• Description

Voici expliqué pourquoi l'opposition ne peut jamais gagner une élection face au système mis en place par Paul Biya au Cameroun.

Voici le système politique qui a permis au président de la république Paul Biya de gouverner.
Paul Biya assoit son pouvoir sur globalement 3 cordons :

1-> Le président de la république du Cameroun garantit la stabilité des intérêts français au Cameroun.
C'est une constance géo-politique et géo-stratégique (il ne faut pas se cacher derrière son petit doigt, qui veut être président de la République du Cameroun, doit savoir qu'il aura à devoir veiller sur les intérêts de la puissance de tutelle, qui de toutes les façons conserve son influence sur toute l'Afrique centrale francophone, c'est la puissance française ; çà c'est la réalité que tout camerounais doit enregistrer).

2-> Le président de la république du Cameroun, puisque ce n'est pas un président démocratiquement élu ; contrôle la grade présidentielle, la garde républicaine ; un certain nombre de corps armée élite ; contrôle les armées ; contrôle la police ; contrôle les douanes ; contrôle les eaux et forêts.. iol est à la tête d'un système militaire sécuritaire pyramidal ; qui lui doit obéïssance, non pas en vertu de la loi, mais en vertu précisément de sa puissance ; de sa capacité coercitive avec sa capacité de jouer tous contre les autres.
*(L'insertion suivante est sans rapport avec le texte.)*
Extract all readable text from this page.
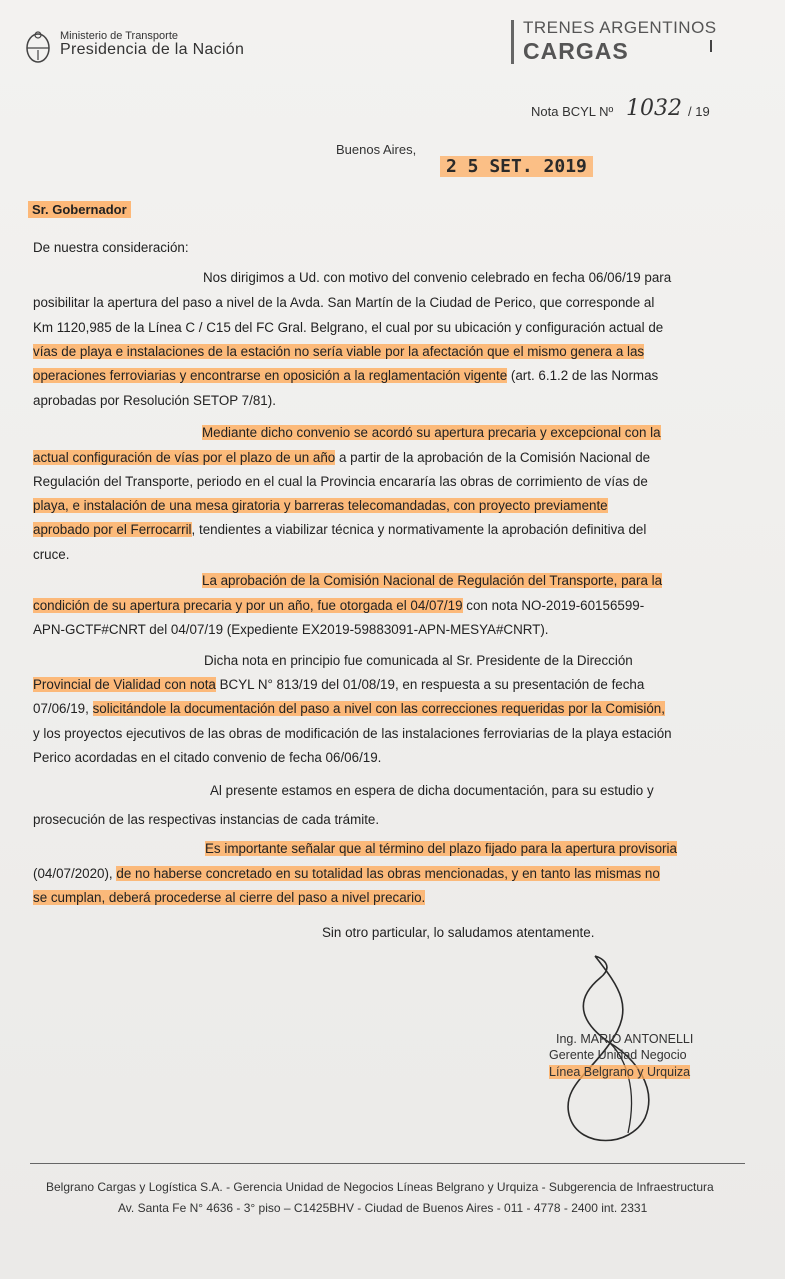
Ministerio de Transporte
Presidencia de la Nación
TRENES ARGENTINOS
CARGAS
Nota BCYL Nº 1032 / 19
Buenos Aires,
2 5 SET. 2019
Sr. Gobernador
De nuestra consideración:
Nos dirigimos a Ud. con motivo del convenio celebrado en fecha 06/06/19 para
posibilitar la apertura del paso a nivel de la Avda. San Martín de la Ciudad de Perico, que corresponde al
Km 1120,985 de la Línea C / C15 del FC Gral. Belgrano, el cual por su ubicación y configuración actual de
vías de playa e instalaciones de la estación no sería viable por la afectación que el mismo genera a las
operaciones ferroviarias y encontrarse en oposición a la reglamentación vigente (art. 6.1.2 de las Normas
aprobadas por Resolución SETOP 7/81).
Mediante dicho convenio se acordó su apertura precaria y excepcional con la
actual configuración de vías por el plazo de un año a partir de la aprobación de la Comisión Nacional de
Regulación del Transporte, periodo en el cual la Provincia encararía las obras de corrimiento de vías de
playa, e instalación de una mesa giratoria y barreras telecomandadas, con proyecto previamente
aprobado por el Ferrocarril, tendientes a viabilizar técnica y normativamente la aprobación definitiva del
cruce.
La aprobación de la Comisión Nacional de Regulación del Transporte, para la
condición de su apertura precaria y por un año, fue otorgada el 04/07/19 con nota NO-2019-60156599-
APN-GCTF#CNRT del 04/07/19 (Expediente EX2019-59883091-APN-MESYA#CNRT).
Dicha nota en principio fue comunicada al Sr. Presidente de la Dirección
Provincial de Vialidad con nota BCYL N° 813/19 del 01/08/19, en respuesta a su presentación de fecha
07/06/19, solicitándole la documentación del paso a nivel con las correcciones requeridas por la Comisión,
y los proyectos ejecutivos de las obras de modificación de las instalaciones ferroviarias de la playa estación
Perico acordadas en el citado convenio de fecha 06/06/19.
Al presente estamos en espera de dicha documentación, para su estudio y
prosecución de las respectivas instancias de cada trámite.
Es importante señalar que al término del plazo fijado para la apertura provisoria
(04/07/2020), de no haberse concretado en su totalidad las obras mencionadas, y en tanto las mismas no
se cumplan, deberá procederse al cierre del paso a nivel precario.
Sin otro particular, lo saludamos atentamente.
Ing. MARIO ANTONELLI
Gerente Unidad Negocio
Línea Belgrano y Urquiza
Belgrano Cargas y Logística S.A. - Gerencia Unidad de Negocios Líneas Belgrano y Urquiza - Subgerencia de Infraestructura
Av. Santa Fe N° 4636 - 3° piso – C1425BHV - Ciudad de Buenos Aires - 011 - 4778 - 2400 int. 2331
3-> A l'intérieur du système sécuritaire, Le président de la république du Cameroun (c'était le cas sous Ahmadou Ahidjo, c'est le cas sous Paul Biya) ; installe une milice tribale à l'intérieur de l'appareil sécuritaire, celle qui constitue sa garde rapprochée. cette milice tribale qui est souvent de la coloration du groupe tribal du président de la république ; lui doit allégence ; ce président donne souvent à sa milice ethnico-tribale l'illusion de gouverner le pays entier (...)

La milice tribale qui est la garde rapprochée du président de la république ; est avec lui en relation d'allégence émotionnelle; d'allégence à partir des réseaux du sang ; d'allégence psychologique ; d'allégence ethnique ... Pas d'allégence "Républicaine" :
Défendre le président de la République, c'est défendre ce qu'ils croient être le "Pouvoir de leur groupe Ethnique", non pas défendre "La République". !

3-> Le président de la république du Cameroun a mis en place un système de propagande, le système politico-médiatique ; c'est un système de propagande huilé, permettant au pouvoir, non seulement, d'utiliser les medias d'Etat essentiellement à son service ; mais en plus, d'infiltrer la presse privée en fabricant des pseudos "Medias privés" qui sont en réalité des satellites de la volonté du pouvoir central.

Ainsi est entretenu toute une kirielle de gens qu'on peut apeller bien-sûr des "Faux opposants" ; des "Faux intéllectuels" ; des "Faux partis-politiques d'opposition" ; des "Faux journaux indépendants" ; des "Fausses chaînes de télévisions dites indépendantes" ; bref toute une kirielle d'individus chargés d'entretenir "Le cirque de la Démocrature" !

4-> Le système politique permettant au président de la république de gouverner s'assoit enfin sur une tactique d'émiettement (à souhait) de l'opposition pouvant offrir une alternative politique au pouvoir central ;

> Par la brutalité ; car souvent brutalisée quand elle veut organiser une manifestation publique ou de grands meeting (dans le cadre pourtant de la loi sur la liberté d'association et de manifestation) ;

> D'éclatement en son sein, par l'infiltration de l'opposition par des "Taupes du pouvoir" qui sans cesse provoquent des "schismes à l'intérieur des partis d'oppositions". On a en permanence un émiettement des partis d'opposition par une repression territoriale, administrative, policière ; et enfin

> Par l'intimidation physique et psychologique permanente.

C'est la machine qui a été mis en place au cameroun en 1990 ; lorque mr Biya, à contre-coeur, accepte d'amener son parti unique dans le jeu du multipartisme artificiel auxquel nous assistons aujourd'hui.

Avec la nouvelle constitution de 1996, Mr Biya se donne désormais des mandats de 7 ans. Toutes les élections qui se sont déroulées au cameroun depuis l'élection de 1992 obéissent à un seul et même schéma ; "L'ELECTION EST D'EMBLEE TOTALEMENT CONTROLEE ET DANS SES RESULTATS; DANS SES PROCEDURES DE VERIFICATIONS ; DANS SES PROCEDURES D'ATTESTATIONS PAR L'ADMINISTRATION CENTRALE DU POUVOIR.